A man can't handle his own case, any more than a delirious doctor kin give himself the right physic.—Saying of Si Sylvanne.
However superior Rolf might feel in the canoe or the woods, there was one place where Van Cortlandt took the lead, and that was in the long talks they had by the campfire or in Van's own shanty which Quonab rarely entered.
The most interesting subjects treated in these were ancient Greece and modern Albany. Van Cortlandt was a good Greek scholar, and, finding an intelligent listener, he told the stirring tales of royal Ilion, Athens, and Pergamos, with the loving enthusiasm of one whom the teachers found it easy to instruct in classic lore.
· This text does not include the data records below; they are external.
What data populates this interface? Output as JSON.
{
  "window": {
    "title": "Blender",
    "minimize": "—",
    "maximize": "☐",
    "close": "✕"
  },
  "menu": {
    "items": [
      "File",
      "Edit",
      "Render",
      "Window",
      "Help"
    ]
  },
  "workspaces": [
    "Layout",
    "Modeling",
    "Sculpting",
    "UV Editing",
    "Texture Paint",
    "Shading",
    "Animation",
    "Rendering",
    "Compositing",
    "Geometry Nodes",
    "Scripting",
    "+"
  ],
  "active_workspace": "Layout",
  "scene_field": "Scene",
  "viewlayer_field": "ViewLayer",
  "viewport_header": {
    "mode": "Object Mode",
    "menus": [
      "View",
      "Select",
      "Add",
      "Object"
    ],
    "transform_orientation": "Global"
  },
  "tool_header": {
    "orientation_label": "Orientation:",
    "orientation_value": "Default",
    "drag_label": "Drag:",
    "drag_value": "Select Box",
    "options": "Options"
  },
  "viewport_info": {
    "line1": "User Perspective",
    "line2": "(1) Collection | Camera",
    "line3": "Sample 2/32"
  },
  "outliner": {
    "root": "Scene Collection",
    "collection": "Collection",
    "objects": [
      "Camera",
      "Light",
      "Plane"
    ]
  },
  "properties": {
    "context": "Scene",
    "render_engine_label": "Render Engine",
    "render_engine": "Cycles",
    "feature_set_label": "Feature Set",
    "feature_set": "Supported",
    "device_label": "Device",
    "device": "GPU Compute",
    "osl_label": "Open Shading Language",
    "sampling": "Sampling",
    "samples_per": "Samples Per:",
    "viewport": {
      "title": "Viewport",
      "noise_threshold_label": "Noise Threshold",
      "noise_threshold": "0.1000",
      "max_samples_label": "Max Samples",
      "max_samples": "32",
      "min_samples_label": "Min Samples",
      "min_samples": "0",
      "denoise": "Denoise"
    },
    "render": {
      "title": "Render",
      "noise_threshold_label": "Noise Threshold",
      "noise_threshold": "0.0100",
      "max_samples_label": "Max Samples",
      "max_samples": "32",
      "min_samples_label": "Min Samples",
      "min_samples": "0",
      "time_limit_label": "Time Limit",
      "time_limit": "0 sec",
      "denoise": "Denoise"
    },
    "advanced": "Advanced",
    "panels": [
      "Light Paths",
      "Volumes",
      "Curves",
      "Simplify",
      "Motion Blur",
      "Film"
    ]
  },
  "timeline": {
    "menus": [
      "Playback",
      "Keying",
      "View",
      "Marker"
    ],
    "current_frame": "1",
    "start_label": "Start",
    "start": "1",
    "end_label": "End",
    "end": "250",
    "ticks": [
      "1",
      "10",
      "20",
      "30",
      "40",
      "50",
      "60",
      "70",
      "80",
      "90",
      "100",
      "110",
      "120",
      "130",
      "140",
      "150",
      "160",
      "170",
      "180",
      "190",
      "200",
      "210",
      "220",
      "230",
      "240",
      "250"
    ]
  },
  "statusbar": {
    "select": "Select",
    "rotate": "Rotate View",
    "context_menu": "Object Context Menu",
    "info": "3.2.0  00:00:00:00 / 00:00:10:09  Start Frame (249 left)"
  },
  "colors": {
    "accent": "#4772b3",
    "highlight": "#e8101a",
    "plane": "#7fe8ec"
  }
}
And when he recited or intoned the rolling Greek heroics of the siege of Troy, Rolf listened with an interest that was strange, considering that he knew not a word of it. But he said, “It sounded like real talk, and the tramp of men that were all astir with something big a-doing.”
Albany and politics, too, were vital strains, and life at the Government House, with the struggling rings and cabals, social and political. These were extraordinarily funny and whimsical to Rolf. No doubt because Van Cortlandt presented them that way. And he more than once wondered how rational humans could waste their time in such tomfoolery and childish things as all conventionalities seemed to be. Van Cortlandt smiled at his remarks, but made no answer for long.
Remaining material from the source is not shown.